Зато, может быть, в “Балаганчике” бывал поручик и поэт Александр Зуйков из Барнаула, публиковавшийся под псевдонимом Алтайский. Во время наступления Пепеляева от Перми на Глазов он служил под его началом и в апреле 1919 года, в корпусной газете “Сибирский стрелок”, напечатал ироническое вроде бы, а на самом деле грустное стихотворение “Весна на фронте”:

Весна! Выставляется первая рама
Снарядом, упавшим под самым окном,
И дымкой закрылась полей панорама
От дыма пожара за ближним леском.
Повеяло свежей душистой весною
От грязной дороги, от свежей хвои,
И хвост обнажило под старой сосною
У лошади павшей в лихие бои.
Широкой волной разливается нега
По телу усталых стрелков на печи,
И тонут обозы в сугробине снега,
И воют пропеллером где-то грачи.
Весна! Ее лаской природа согрета,
И тает на сердце мучительный лед,
И хочется воли, веселья, привета.
А тут, как назло, затрещал пулемет.

Вряд ли за прошедшие с тех пор три года, после разгрома Колчака и бегства на восток, у Зуйкова-Алтайского прибавилось военного энтузиазма, но эмигрантская тоска и надежда, что Пепеляеву удастся сотворить чудо, привели его на вербовочный пункт к Малышеву: из Харбина он приехал во Владивосток, чтобы затем плыть в Якутию.

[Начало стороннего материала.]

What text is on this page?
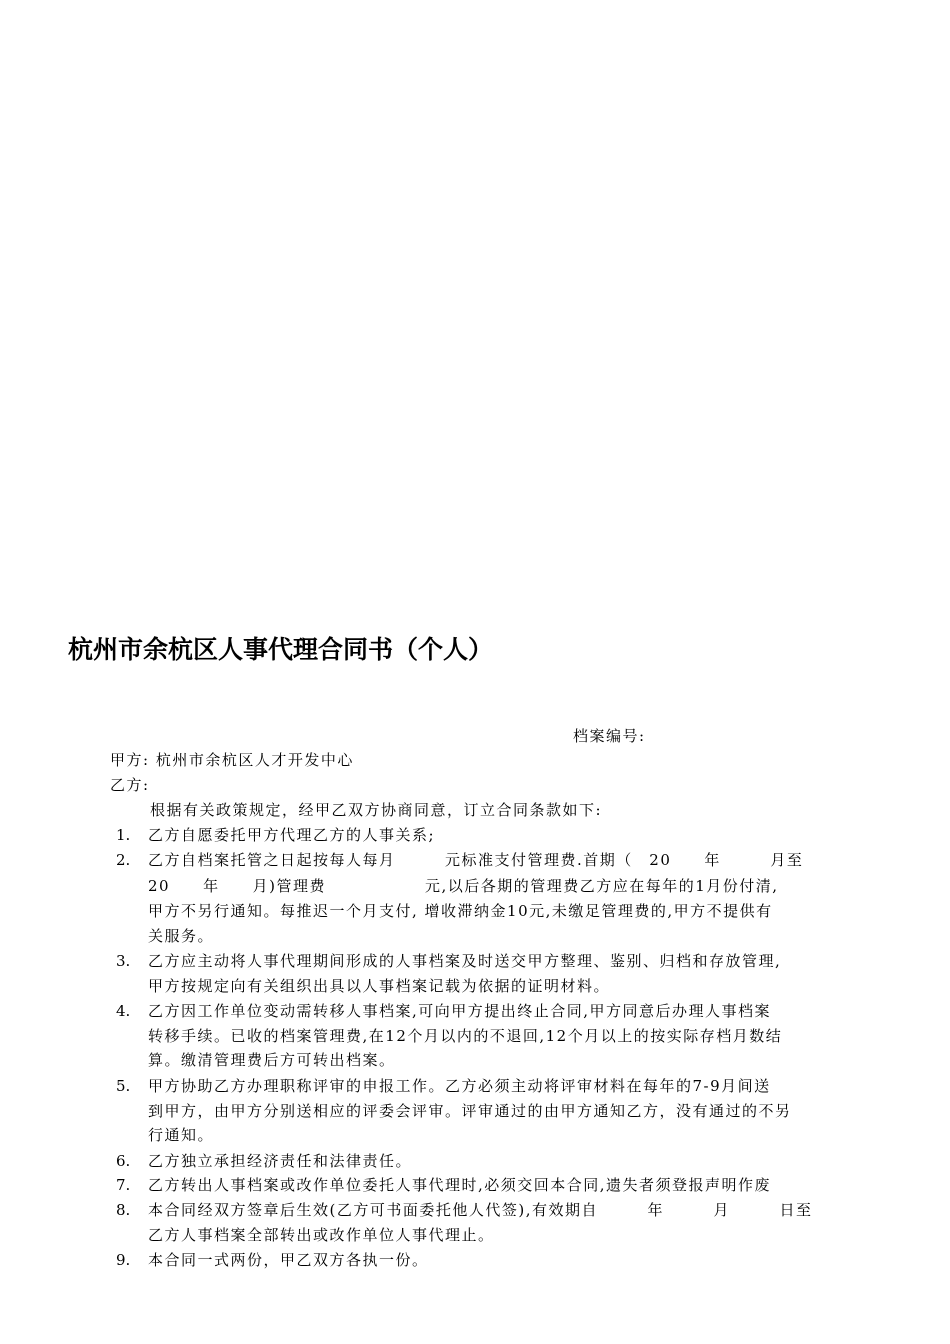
杭州市余杭区人事代理合同书（个人）
档案编号:
甲方: 杭州市余杭区人才开发中心
乙方:
根据有关政策规定，经甲乙双方协商同意，订立合同条款如下:
1. 乙方自愿委托甲方代理乙方的人事关系;
2. 乙方自档案托管之日起按每人每月　　　元标准支付管理费.首期（　20　　年　　　月至
20　　年　　月)管理费　　　　　　元,以后各期的管理费乙方应在每年的1月份付清,
甲方不另行通知。每推迟一个月支付, 增收滞纳金10元,未缴足管理费的,甲方不提供有
关服务。
3. 乙方应主动将人事代理期间形成的人事档案及时送交甲方整理、鉴别、归档和存放管理,
甲方按规定向有关组织出具以人事档案记载为依据的证明材料。
4. 乙方因工作单位变动需转移人事档案,可向甲方提出终止合同,甲方同意后办理人事档案
转移手续。已收的档案管理费,在12个月以内的不退回,12个月以上的按实际存档月数结
算。缴清管理费后方可转出档案。
5. 甲方协助乙方办理职称评审的申报工作。乙方必须主动将评审材料在每年的7-9月间送
到甲方，由甲方分别送相应的评委会评审。评审通过的由甲方通知乙方，没有通过的不另
行通知。
6. 乙方独立承担经济责任和法律责任。
7. 乙方转出人事档案或改作单位委托人事代理时,必须交回本合同,遗失者须登报声明作废
8. 本合同经双方签章后生效(乙方可书面委托他人代签),有效期自　　　年　　　月　　　日至
乙方人事档案全部转出或改作单位人事代理止。
9. 本合同一式两份，甲乙双方各执一份。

В казармах на Второй Речке и поставленных рядом с ними палатках размещали будущих бойцов Сибирской добровольческой дружины. Для конспирации она пока что именовалась Милицией Северного края, который можно было толковать и как Сахалин или Камчатку. Среди добровольцев кадровые военные составляли меньшинство, в прошлой жизни это люди мирных занятий – землемер, бухгалтер, губернский чиновник, юрист, в Харбине ставший “сторожем автостоянки”, земские учителя, крестьяне, рабочие ижевских заводов, студенты университета и Технологического института в Томске, Политехнического института во Владивостоке.

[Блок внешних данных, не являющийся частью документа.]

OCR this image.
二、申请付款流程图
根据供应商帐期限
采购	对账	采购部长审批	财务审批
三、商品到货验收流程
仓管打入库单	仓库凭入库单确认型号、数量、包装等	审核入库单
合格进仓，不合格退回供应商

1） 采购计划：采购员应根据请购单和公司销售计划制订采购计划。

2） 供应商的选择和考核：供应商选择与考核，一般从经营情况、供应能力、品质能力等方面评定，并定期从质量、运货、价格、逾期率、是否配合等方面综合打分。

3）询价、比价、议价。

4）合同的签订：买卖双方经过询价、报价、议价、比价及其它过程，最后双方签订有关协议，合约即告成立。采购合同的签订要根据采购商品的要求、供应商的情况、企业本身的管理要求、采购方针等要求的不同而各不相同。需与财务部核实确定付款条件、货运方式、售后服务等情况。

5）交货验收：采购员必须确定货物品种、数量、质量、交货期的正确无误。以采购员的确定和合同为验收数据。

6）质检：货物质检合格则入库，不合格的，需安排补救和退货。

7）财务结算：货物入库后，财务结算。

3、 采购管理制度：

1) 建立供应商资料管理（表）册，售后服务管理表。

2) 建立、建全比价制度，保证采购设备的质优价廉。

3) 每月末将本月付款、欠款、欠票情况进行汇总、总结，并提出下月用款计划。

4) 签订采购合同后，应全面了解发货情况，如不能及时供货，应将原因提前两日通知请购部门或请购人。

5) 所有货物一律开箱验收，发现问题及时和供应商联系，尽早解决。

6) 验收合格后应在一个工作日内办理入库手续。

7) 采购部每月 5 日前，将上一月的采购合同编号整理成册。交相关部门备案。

Афанасий Соболев разделил их на четыре группы.

Первая – “пошедшие по глубокому убеждению в необходимости бороться за народ и Родину”. Таких “относительно мало”.

Вторая – те, кто “идет с целью вернуться домой”. Они составляют “большинство”.

Третья – авантюристы.

Четвертая – “неудачники, которым деваться было некуда и есть было нечего”.

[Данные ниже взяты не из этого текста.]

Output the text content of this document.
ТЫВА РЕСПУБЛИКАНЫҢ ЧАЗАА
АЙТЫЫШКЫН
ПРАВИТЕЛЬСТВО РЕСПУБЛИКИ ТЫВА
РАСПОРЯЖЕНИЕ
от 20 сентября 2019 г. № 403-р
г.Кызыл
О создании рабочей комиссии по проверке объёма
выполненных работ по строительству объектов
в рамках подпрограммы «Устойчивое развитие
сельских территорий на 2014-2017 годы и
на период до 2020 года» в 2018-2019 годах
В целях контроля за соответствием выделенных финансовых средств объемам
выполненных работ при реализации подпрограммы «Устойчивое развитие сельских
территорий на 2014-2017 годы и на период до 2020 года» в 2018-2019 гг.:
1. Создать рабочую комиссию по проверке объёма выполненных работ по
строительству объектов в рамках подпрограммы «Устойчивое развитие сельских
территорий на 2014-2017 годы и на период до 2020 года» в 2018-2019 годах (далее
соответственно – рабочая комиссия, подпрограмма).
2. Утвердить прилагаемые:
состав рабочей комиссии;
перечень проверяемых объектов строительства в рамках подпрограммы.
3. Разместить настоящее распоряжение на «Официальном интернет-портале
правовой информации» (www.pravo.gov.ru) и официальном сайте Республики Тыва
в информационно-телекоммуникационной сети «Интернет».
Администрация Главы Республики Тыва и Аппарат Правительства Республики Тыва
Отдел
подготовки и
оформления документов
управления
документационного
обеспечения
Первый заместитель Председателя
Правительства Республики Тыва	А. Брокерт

Во Владивостоке вербовкой занимался капитан Михайловский, однокашник Пепеляева по кадетскому корпусу, в Харбине – Малышев и второй близкий друг “командующего дружиной”, полковник Шнаперман. Ажиотаж подогревался истеричными статьями Сазонова в харбинских и приморских газетах: он уверял, что “вся Сибирь уже восстала” и “добровольцы скоро увидят свои семьи”.

Поначалу думали набрать не более трехсот человек, затем решили довести эту цифру до семисот, на ней, с небольшим перебором, и остановились. Поток желающих не иссякал, но опоздавшим отказывали. В итоге офицеров оказалось триста семьдесят два, чуть больше половины всего отряда, генералов двое – Ракитин и Вишневский.

Чтобы спаять добровольцев одушевляющим чувством равенства, Пепеляев хотел упразднить погоны, но возмутились офицеры, и ему пришлось отступить. Протест возглавил полковник Аркадий Сейфулин. Дворянин, он почему-то попал на германский фронт рядовым и, по словам Пепеляева, выслужил свой полковничий чин кровью двадцати семи ранений. Для таких, как Сейфулин, тяжело зарабатывавших себе на кусок хлеба в созданных Пепеляевым артелях, офицерские погоны оставались единственным наглядным подтверждением их жизненного успеха.


Финансовая история Якутского похода темна, как все подобные истории. В трибунале 5-й Армии очень ею интересовались, но главные денежные документы исчезли, а Куликовский к тому времени был мертв и все коммерческие тайны унес с собой в могилу. Ясно одно: экспедиция состоялась исключительно благодаря тому, что в Якутии водились лисы, куницы, песцы и белки.